Abstract

The increasing penetration of renewable energies brings into sharp relief the potential of thermal storages, particularly in multi-energy networks. Indeed, they offer low storage cost without environmental concerns. But since physical phenomena during the operation of thermocline thermal storages are complex, associated physical models come with long calculation times. Consequently, their integration within the live management of multi-energy networks is challenging at the current time. Hence, this work proposes meta modeling based on simulation data from previous physical modeling as an alternative to physical modeling. The developed meta model is compared to three different physical models with varying complexity. Compared to a typical physical model with the same spatial dimension, the meta model calculation time is reduced by a factor of up to 1000 while losses as well as internal temperature distribution estimations are equally provided.
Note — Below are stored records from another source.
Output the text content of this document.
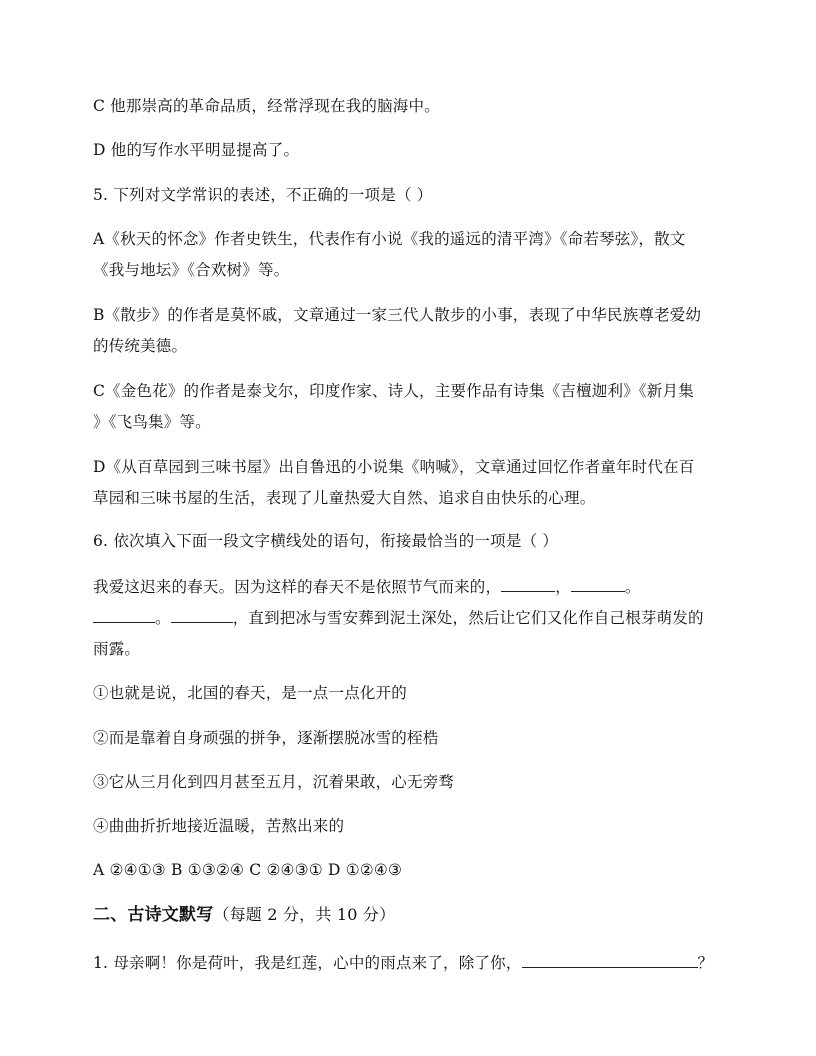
C 他那崇高的革命品质，经常浮现在我的脑海中。
D 他的写作水平明显提高了。
5. 下列对文学常识的表述，不正确的一项是（ ）
A《秋天的怀念》作者史铁生，代表作有小说《我的遥远的清平湾》《命若琴弦》，散文
《我与地坛》《合欢树》等。
B《散步》的作者是莫怀戚，文章通过一家三代人散步的小事，表现了中华民族尊老爱幼
的传统美德。
C《金色花》的作者是泰戈尔，印度作家、诗人，主要作品有诗集《吉檀迦利》《新月集
》《飞鸟集》等。
D《从百草园到三味书屋》出自鲁迅的小说集《呐喊》，文章通过回忆作者童年时代在百
草园和三味书屋的生活，表现了儿童热爱大自然、追求自由快乐的心理。
6. 依次填入下面一段文字横线处的语句，衔接最恰当的一项是（ ）
我爱这迟来的春天。因为这样的春天不是依照节气而来的，	，	。
。	，直到把冰与雪安葬到泥土深处，然后让它们又化作自己根芽萌发的
雨露。
①也就是说，北国的春天，是一点一点化开的
②而是靠着自身顽强的拼争，逐渐摆脱冰雪的桎梏
③它从三月化到四月甚至五月，沉着果敢，心无旁骛
④曲曲折折地接近温暖，苦熬出来的
A ②④①③ B ①③②④ C ②④③① D ①②④③
二、古诗文默写（每题 2 分，共 10 分）
1. 母亲啊！你是荷叶，我是红莲，心中的雨点来了，除了你，	？
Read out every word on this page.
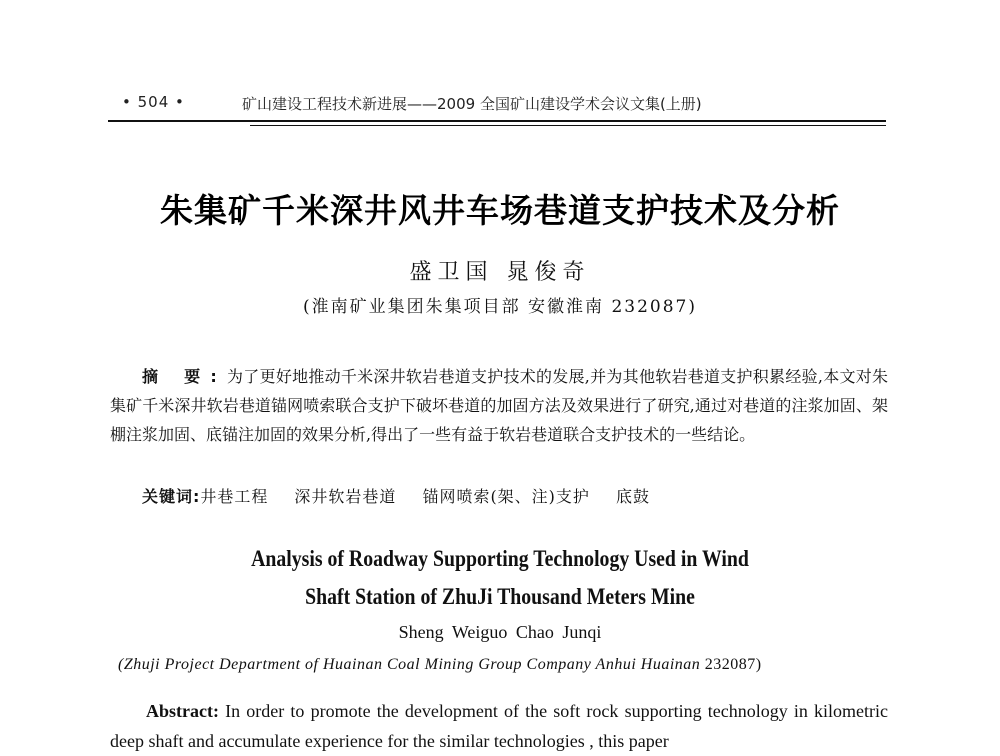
• 504 •	矿山建设工程技术新进展——2009 全国矿山建设学术会议文集(上册)
朱集矿千米深井风井车场巷道支护技术及分析
盛卫国 晁俊奇
(淮南矿业集团朱集项目部 安徽淮南 232087)
摘 要:为了更好地推动千米深井软岩巷道支护技术的发展,并为其他软岩巷道支护积累经验,本文对朱集矿千米深井软岩巷道锚网喷索联合支护下破坏巷道的加固方法及效果进行了研究,通过对巷道的注浆加固、架棚注浆加固、底锚注加固的效果分析,得出了一些有益于软岩巷道联合支护技术的一些结论。
关键词:井巷工程 深井软岩巷道 锚网喷索(架、注)支护 底鼓
Analysis of Roadway Supporting Technology Used in Wind
Shaft Station of ZhuJi Thousand Meters Mine
Sheng Weiguo Chao Junqi
(Zhuji Project Department of Huainan Coal Mining Group Company Anhui Huainan 232087)
Abstract: In order to promote the development of the soft rock supporting technology in kilometric deep shaft and accumulate experience for the similar technologies , this paper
In an experimental validation based on four different thermal storage configurations with storage capacities between 450 and 2900 kWhth, a normalized root mean square deviation lower than 3% between the meta model and the physical model results is observed. Moreover, physical models often fail to depict real-life behavior of thermal storages, for example due to manufacturing defects or highly dimension-dependent phenomena like flow channeling. In order to overcome this practical challenge, the construction and use of a meta model on the basis of existing experimental data is successfully demonstrated with a normalized root mean square deviation between model and experiments below 4%.